Come Prima
Il y a Giovanni, type assez falot, nerveux, sans doute rancunier. Et puis, il y a son frère, Fabio, le sanguin, le boxeur grossier, l’aventurier, celui qui pense qu’il ne doit rien à personne. Quand, après des années de séparation, le premier retrouve le second pour l’emmener rendre un ultime hommage au paternel décédé, c’est un road-movie sur les routes de France et d’Italie de la fin des années 1950 qui commence, lourd de secrets et de tensions…
Cette longue histoire de douloureuses et émouvantes retrouvailles a demandé près de trois ans de travail à Alfred (Pourquoi j’ai tué Pierre, Je mourrai pas gibier), qui a dû surmonter ses doutes et un véritable blocage créatif. Accumulant des notes disparates, il a finalement vu naître une fiction s’inspirant de sa famille d’origine italienne. À la fois drame familial, interrogations sur la paternité et hommage à la comédie transalpine des années 1960, Come Prima alterne les silence pesants et les éclats de voix, les séquences qui remuent les tripes et les scènes purement comiques. Et pour mieux poser le décor et expliquer la psychologie de ses personnages, Alfred convoque la grande Histoire et la montée du fascisme avant-guerre. Côté dessin, l’auteur déploie une palette lumineuse et variée, d’une ligne claire tendant à l’épure et évoquant Loustal, à un trait plus torturé ou granuleux, toujours au plus près du fond de son récit et des émotions naissant au détour de chaque page. Un graphisme exigeant et recherché, mais aussi immédiatement accessible.

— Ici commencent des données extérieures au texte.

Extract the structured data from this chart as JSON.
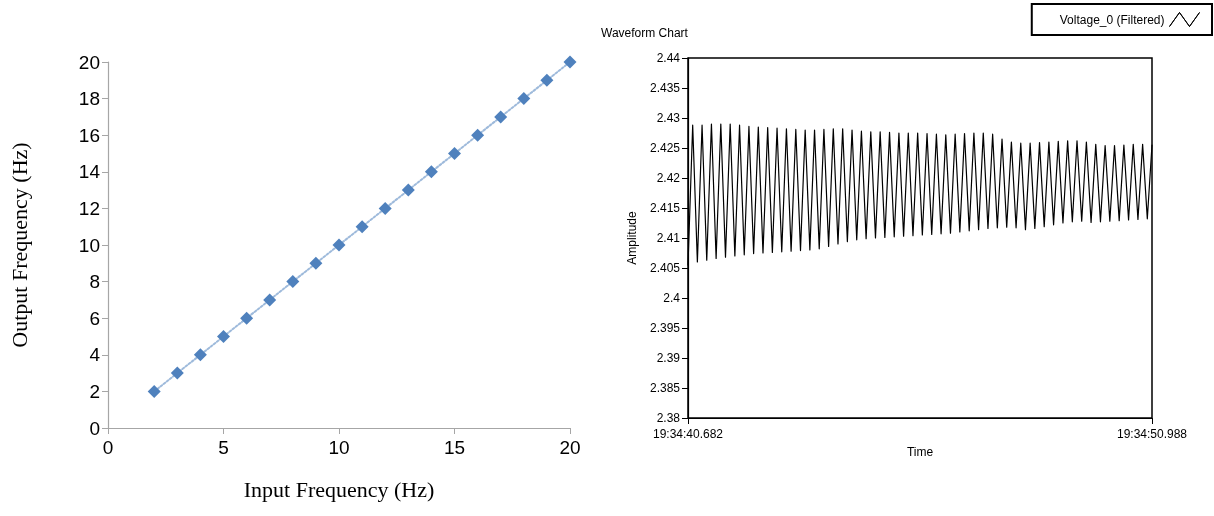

La grande force de cet album au long cours (220 pages) est d’être, comme son auteur, à fleur de peau. De ne pas répondre à tout, de laisser la place à l’interprétation et au rêve, d’ouvrir la route vers des possibles et des terres ensoleillées. De venir du coeur autant que des méandres du cerveau, et de toucher juste à chaque séquence. Voilà ce qui en fait, au-delà d’une renaissance artistique pour son créateur, une des meilleures bandes dessinées de l’année.